My son-in-law forgot his phone on my coffee table last Sunday night. When it rang, the screen lit up with a face I had not seen in five years. It was my wife. My dead wife. But the real horror didn’t begin until I pressed play on the voicemail and heard her voice begging me to sell our home from beyond the grave.
I stood in the center of my living room, the silence of the house pressing against my ears. The Sunday roast I had cooked for my daughter Sarah and her husband Jason was still sitting heavy in my stomach. The air smelled faintly of rosemary and the expensive cologne Jason always wore, a scent that lingered long after he left, like he was marking territory. Outside, the streetlights of our quiet New England cul-de-sac bled through the sheer curtains, turning the windows into pale squares.
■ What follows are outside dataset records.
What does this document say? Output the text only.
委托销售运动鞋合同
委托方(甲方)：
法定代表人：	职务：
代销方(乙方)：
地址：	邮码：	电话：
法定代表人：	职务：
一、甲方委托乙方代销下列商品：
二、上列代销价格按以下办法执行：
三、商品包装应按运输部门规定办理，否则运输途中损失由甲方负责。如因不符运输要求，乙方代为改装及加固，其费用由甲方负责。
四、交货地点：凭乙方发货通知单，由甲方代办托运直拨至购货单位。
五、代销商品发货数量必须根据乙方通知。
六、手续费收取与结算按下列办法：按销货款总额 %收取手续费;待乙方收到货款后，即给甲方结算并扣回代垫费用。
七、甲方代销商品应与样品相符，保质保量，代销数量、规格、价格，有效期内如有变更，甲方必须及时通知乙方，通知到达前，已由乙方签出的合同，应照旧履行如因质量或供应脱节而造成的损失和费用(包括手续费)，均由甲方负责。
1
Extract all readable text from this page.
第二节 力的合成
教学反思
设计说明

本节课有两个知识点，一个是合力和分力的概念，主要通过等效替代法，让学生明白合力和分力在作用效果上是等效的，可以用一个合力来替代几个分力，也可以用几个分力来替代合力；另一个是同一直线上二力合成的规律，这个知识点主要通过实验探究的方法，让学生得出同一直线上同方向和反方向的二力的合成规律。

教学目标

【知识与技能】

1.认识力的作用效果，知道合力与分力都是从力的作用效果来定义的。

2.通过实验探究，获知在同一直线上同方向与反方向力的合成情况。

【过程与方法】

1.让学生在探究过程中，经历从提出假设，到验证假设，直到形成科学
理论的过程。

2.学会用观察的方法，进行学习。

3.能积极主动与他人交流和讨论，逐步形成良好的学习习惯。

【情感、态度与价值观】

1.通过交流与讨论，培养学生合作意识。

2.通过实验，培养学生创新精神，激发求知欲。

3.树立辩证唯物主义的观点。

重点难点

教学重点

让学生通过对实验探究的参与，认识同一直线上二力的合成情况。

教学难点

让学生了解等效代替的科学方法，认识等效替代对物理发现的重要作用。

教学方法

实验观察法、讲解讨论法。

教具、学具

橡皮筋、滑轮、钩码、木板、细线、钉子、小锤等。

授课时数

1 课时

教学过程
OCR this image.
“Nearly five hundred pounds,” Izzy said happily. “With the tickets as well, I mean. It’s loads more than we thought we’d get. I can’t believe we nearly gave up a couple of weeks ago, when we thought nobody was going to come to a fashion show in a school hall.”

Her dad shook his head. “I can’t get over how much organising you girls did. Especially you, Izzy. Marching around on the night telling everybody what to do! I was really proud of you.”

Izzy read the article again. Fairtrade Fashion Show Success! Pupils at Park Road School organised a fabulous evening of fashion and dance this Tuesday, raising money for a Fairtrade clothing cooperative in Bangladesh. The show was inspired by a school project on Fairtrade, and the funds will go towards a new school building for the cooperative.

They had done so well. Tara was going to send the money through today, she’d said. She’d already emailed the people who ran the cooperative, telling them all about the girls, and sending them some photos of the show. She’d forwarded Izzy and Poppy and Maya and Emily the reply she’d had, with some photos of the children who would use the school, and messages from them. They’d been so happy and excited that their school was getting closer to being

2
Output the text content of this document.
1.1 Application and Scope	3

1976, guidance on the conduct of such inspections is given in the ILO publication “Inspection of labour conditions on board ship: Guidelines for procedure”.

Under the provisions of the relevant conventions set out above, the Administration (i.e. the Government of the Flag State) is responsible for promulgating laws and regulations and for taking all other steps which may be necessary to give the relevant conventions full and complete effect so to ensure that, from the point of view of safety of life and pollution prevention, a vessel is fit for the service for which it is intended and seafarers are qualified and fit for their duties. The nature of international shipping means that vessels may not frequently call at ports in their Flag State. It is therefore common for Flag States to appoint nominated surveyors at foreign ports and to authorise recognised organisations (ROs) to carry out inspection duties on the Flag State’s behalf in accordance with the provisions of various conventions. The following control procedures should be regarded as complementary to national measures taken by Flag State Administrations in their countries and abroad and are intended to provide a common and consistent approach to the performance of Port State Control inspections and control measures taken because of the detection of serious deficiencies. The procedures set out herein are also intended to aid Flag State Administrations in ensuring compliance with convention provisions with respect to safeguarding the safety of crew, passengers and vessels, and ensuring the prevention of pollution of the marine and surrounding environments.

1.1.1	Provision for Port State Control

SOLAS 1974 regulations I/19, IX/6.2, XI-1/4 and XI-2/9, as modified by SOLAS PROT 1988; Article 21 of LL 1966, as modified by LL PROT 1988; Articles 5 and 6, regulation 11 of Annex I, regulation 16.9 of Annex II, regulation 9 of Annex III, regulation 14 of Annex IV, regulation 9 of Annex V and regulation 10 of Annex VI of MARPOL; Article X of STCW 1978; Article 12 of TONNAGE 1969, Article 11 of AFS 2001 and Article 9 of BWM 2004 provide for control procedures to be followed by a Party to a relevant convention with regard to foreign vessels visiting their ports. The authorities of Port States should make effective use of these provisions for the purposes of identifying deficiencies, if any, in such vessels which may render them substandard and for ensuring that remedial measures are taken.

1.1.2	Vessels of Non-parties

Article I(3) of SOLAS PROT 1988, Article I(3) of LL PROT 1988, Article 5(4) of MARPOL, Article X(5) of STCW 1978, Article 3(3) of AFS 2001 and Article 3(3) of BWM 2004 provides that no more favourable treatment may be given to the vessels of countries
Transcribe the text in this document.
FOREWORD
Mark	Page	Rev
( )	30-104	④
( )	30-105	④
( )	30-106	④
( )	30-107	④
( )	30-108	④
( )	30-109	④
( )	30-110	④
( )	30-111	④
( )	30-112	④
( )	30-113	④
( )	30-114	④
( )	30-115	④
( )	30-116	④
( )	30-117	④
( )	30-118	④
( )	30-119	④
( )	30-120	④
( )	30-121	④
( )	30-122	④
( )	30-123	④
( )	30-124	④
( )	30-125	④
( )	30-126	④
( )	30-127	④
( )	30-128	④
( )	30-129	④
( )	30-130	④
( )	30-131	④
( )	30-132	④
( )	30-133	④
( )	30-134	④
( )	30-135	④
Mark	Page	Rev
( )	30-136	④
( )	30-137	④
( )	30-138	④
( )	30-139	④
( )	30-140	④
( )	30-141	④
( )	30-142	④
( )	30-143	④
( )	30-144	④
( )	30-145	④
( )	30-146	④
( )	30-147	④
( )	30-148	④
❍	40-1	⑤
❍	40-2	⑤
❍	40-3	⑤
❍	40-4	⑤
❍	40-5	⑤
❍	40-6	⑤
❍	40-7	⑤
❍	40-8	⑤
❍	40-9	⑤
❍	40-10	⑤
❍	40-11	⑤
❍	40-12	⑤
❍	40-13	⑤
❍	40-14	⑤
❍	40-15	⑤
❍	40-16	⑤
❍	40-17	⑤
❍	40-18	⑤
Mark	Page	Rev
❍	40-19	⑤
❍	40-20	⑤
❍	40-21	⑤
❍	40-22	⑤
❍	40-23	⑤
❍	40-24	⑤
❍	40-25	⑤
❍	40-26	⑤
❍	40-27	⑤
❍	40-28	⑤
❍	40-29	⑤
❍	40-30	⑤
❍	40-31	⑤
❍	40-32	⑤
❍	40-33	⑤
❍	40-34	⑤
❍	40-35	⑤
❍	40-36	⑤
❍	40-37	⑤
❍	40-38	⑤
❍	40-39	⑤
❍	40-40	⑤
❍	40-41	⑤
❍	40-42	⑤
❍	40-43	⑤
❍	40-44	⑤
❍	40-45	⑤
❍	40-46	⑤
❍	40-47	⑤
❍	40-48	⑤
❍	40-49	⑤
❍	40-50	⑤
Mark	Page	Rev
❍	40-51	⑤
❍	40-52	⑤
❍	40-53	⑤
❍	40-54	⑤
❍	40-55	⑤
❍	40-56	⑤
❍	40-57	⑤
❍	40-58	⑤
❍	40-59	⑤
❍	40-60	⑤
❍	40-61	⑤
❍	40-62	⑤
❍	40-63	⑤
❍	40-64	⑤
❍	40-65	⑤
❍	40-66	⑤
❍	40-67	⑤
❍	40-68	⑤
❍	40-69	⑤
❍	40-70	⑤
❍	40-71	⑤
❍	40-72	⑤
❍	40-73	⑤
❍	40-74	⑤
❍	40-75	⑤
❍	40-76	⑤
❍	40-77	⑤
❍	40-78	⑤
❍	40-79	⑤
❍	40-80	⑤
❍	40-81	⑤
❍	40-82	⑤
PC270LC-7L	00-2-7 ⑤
I was just about to clear the table when I saw it: Jason’s phone. It was sitting on the edge of the leather sofa, half-hidden by a throw pillow. The latest model, sleek and black, the kind that costs more than my first car. He must have slipped it out of his pocket when he sat down to complain about the economy again, which had become his favorite topic of conversation lately.
I reached out to grab it, thinking I could jog out to the driveway and catch him before he pulled away. But before my fingers even touched the cold glass, the screen lit up. The room was dim, illuminated only by the streetlights outside, so the sudden brightness was almost blinding.
And then I saw the photo.
My breath hitched in my throat, a sharp physical pain that radiated down my left arm.
It was Catherine.
My Catherine.
But it wasn’t just any photo. It was a picture I had taken of her in the hospital garden the week before the cancer took her from me five years ago, at Massachusetts General in Boston. She was wearing her blue cardigan, the one she said made her feel safe. She looked so frail, but her smile was there, that gentle curve of her lips that had anchored my world for forty years.
Below the photo, the caller ID read: Catherine – Mom.
I froze. My hand hovered over the device, trembling so hard I could hear the keys on the coffee table rattling.
I am a rational man. I spent thirty years as a forensic accountant, chasing money trails and exposing corporate fraud, half my career in glass towers on Wall Street and half consulting out of this old colonial house. I deal in facts, in numbers, in hard evidence. I do not believe in ghosts.